Die Gedächtniskunst, ars memoria, will Erinnerung. Mnemotechnik wird sie genannt, an die Wächterin Mnemosyne erinnernd, wurde sie doch im Alten Griechenland ausgebildet. Sie verbindet die Fähigkeit zur Erinnerung mit der Verortung von Bildern und beruht also auf den Möglichkeiten des visuellen Gedächtnisses in der Ðberzeugung, dass Gedanken oder Erlebnisse gut im Gedächtnis verhaften, wenn sie mit einer räumlichen Vorstellung assoziiert werden. Die Bilder-Orte, so hiess es, werden vor dem geistigen Auge abgeschritten. Oder die Bilder werden in der Inszenierung zu Orten der Erinnerung. Eine solche Verräumlichung greift auch die Konzeption von Zeit auf: Die Vergangenheit kann im Bild Dauer erreichen - und sei es für die Augenblicke einer Ausstellung.
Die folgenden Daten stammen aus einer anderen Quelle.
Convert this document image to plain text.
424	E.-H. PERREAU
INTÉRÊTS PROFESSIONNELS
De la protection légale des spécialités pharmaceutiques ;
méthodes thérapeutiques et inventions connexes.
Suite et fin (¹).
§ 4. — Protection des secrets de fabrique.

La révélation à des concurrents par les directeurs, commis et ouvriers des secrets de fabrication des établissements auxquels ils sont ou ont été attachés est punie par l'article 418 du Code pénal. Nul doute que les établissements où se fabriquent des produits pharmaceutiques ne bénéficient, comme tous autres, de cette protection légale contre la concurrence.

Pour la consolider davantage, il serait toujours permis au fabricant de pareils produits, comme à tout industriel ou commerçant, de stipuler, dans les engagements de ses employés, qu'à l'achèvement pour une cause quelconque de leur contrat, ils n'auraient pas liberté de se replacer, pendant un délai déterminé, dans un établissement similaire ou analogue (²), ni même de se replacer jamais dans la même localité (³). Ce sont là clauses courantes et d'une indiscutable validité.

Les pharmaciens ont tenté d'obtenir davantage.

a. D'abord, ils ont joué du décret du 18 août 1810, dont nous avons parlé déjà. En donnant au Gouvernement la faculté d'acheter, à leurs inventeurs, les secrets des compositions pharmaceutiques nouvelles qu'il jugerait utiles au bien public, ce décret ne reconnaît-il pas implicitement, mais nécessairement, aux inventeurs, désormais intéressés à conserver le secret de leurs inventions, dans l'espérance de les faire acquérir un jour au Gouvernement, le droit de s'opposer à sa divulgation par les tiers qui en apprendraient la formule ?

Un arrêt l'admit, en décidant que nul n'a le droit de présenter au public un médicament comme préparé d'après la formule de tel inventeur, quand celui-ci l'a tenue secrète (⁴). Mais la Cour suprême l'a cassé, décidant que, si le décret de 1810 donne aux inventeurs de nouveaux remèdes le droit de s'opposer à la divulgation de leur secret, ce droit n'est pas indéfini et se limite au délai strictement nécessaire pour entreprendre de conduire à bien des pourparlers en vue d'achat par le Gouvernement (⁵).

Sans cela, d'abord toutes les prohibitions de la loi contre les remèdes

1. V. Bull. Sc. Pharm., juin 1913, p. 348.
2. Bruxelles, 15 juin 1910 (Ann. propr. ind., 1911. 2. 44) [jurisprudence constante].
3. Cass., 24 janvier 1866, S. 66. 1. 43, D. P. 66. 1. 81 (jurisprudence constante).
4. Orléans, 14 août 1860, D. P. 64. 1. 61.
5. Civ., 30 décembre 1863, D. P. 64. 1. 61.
Für das Gedächtnis steht die Vergangenheit immer noch bevor, sie kann eben nicht bewältigt werden, aber artikuliert, vielleicht durchgearbeitet, oder: Die Erinnerung wird das Thema. Also ist das Gedächtnis selbst unabgeschlossen. Wie aber Vergangenes im Medium des Gedächtnisses erst wird, ist auch das Gedächtnis nicht einfach da, es muss hervorgebracht werden. Die Verräumlichung - der Erinnerung einen Ort geben-, das könnte ein Bild für das Gedächtnis werden. Die Bilder als Ort des Sichtbaren. Und mit den Bildern könnte daran erinnert werden, am Sichtbaren das Unsichtbare nicht zu vergessen.